You can get the set screws from McMaster-Carr I'm pretty sure they are M4 x 0.7mm. The length required is really dependent on your gear selection.

If you strike out finding some online, shoot me an email. 
I resigned from Felt after wrapping up the 2017 model year development in February but I've got a few of the track frames and can send you a set screw.

Hope you weren't rained out at track natz.

-SD


----------



## wkwong (Nov 29, 2005)

Dave, thanks a million! I found them on MC. I'll get the Stainless version since the OEM ones I had were starting to get a little rusty. 

Unfortunately my main events (200m & TS) got rained out completely. Frustrating but there's nothing you can do about it. Tom Mahoney & crew did a great job of trying to make it work. I appreciated that. 

Best of luck on your next endeavor. You're a fountain of knowledge and I'm sure it'll be a good place.


----------



## Superdave3T (May 11, 2009)

wkwong said:


> Dave, thanks a million! I found them on MC. I'll get the Stainless version since the OEM ones I had were starting to get a little rusty.
> 
> Unfortunately my main events (200m & TS) got rained out completely. Frustrating but there's nothing you can do about it. Tom Mahoney & crew did a great job of trying to make it work. I appreciated that.
> 
> Best of luck on your next endeavor. You're a fountain of knowledge and I'm sure it'll be a good place.


Be careful with stainless, it's a bit softer. Don't try to get away with using a ball-end hex key.
bummer about the weather, you coming out here for Worlds next year?
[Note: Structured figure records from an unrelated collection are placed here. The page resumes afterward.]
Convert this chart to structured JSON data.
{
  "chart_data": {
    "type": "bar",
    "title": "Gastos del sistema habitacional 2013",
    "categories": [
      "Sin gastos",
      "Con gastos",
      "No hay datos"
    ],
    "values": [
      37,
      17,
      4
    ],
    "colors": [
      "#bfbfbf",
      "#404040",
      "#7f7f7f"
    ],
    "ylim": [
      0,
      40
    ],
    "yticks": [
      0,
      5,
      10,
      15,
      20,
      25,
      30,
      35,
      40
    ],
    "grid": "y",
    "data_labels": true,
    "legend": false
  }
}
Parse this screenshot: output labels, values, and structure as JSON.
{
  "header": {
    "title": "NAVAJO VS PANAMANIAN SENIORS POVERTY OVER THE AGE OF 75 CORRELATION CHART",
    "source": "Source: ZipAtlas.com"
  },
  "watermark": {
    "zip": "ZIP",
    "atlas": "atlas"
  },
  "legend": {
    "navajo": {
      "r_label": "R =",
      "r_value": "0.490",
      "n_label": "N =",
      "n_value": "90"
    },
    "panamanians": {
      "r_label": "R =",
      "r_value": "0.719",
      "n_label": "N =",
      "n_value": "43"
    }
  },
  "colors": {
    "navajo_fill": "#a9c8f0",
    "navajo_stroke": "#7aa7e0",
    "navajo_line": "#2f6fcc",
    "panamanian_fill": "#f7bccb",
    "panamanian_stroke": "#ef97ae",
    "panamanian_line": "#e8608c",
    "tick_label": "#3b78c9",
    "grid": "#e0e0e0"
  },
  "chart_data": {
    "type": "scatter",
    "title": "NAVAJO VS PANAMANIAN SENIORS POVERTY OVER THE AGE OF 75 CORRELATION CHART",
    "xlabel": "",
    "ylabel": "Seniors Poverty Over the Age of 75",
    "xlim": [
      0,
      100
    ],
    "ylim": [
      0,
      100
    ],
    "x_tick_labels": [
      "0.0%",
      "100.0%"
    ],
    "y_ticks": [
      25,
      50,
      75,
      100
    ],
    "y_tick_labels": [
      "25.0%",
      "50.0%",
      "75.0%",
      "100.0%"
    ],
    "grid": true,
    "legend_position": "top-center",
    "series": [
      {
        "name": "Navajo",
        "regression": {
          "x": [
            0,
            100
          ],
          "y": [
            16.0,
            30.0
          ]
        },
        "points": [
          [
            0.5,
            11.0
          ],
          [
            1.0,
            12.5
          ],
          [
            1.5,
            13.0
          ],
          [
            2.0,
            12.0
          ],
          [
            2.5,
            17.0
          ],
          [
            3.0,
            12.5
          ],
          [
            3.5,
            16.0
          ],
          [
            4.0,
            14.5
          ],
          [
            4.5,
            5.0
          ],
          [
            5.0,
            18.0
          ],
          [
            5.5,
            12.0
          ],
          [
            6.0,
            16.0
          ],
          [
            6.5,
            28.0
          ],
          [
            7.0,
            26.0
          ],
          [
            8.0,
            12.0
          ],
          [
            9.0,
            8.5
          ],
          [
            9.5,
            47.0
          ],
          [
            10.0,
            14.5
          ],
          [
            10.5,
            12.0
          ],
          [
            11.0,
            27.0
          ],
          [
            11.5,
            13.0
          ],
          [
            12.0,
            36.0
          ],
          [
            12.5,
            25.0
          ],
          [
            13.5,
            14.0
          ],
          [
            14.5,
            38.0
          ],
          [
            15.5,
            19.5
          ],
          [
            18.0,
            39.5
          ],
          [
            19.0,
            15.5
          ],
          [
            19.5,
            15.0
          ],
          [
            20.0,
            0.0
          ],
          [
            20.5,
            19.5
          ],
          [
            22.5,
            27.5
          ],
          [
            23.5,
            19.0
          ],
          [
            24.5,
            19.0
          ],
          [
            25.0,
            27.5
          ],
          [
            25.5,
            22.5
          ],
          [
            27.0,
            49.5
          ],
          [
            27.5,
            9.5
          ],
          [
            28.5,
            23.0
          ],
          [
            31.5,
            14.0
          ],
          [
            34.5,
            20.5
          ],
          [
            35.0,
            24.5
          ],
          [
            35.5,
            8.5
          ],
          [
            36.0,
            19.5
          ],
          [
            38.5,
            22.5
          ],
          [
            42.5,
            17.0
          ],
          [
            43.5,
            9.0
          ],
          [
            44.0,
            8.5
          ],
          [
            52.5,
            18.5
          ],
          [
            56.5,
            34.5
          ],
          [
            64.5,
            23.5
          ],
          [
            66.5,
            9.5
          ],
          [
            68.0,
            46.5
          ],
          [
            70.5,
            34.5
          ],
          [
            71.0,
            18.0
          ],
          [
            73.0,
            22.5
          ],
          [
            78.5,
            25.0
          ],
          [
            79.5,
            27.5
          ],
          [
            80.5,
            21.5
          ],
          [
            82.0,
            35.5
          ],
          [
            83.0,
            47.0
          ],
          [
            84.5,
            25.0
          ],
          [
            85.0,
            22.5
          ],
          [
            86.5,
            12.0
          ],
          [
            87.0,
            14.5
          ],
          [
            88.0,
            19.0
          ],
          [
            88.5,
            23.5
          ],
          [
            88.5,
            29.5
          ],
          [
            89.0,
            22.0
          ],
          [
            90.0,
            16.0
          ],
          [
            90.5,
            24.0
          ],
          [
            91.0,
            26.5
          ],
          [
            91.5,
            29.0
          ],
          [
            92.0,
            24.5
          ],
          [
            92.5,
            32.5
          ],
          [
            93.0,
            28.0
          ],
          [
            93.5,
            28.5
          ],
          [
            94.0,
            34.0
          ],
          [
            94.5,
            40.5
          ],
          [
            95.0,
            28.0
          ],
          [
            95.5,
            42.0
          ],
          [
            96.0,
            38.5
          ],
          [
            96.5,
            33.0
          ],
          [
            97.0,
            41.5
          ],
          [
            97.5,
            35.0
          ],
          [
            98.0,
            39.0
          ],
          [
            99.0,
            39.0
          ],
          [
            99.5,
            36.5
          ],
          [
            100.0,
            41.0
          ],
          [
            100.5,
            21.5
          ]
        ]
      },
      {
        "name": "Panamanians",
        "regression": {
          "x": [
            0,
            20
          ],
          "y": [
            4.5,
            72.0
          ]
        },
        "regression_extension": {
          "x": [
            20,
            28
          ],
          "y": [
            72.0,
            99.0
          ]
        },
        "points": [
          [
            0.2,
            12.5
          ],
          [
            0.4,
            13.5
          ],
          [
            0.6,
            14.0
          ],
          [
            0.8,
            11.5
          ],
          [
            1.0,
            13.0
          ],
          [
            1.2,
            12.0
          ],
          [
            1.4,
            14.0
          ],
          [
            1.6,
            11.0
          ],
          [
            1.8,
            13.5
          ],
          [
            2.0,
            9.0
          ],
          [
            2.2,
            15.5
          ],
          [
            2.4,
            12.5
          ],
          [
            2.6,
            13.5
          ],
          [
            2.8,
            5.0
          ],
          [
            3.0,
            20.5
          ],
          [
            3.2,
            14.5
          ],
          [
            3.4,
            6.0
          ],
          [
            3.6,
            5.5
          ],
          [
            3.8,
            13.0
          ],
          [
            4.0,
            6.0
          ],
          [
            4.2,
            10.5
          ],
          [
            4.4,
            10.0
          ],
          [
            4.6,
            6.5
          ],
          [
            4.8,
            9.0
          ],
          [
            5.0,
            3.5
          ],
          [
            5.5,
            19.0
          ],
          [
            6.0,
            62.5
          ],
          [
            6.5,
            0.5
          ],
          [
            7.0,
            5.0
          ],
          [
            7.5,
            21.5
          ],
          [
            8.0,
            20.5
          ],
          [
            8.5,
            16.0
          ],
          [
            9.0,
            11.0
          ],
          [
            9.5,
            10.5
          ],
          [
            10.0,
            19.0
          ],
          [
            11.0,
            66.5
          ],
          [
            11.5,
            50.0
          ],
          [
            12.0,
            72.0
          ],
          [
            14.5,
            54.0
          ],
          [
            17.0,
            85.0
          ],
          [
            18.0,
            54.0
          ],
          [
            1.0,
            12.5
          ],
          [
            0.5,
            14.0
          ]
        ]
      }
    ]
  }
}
It'll be 74 degrees and bone dry inside  Hope to catch you at the track if you do although I certainly won't be contesting any sprint events.

I landed at 3T and will be working on the next generation of products there with Gerard Vroomen. Pretty excited to have such an incredible resource. The first new item was our adjustable Apto stem, then Discus Plus 650B road wheels, most recently we introduced the worlds first high performance multi-surface bike.

Cheers,
SD


----------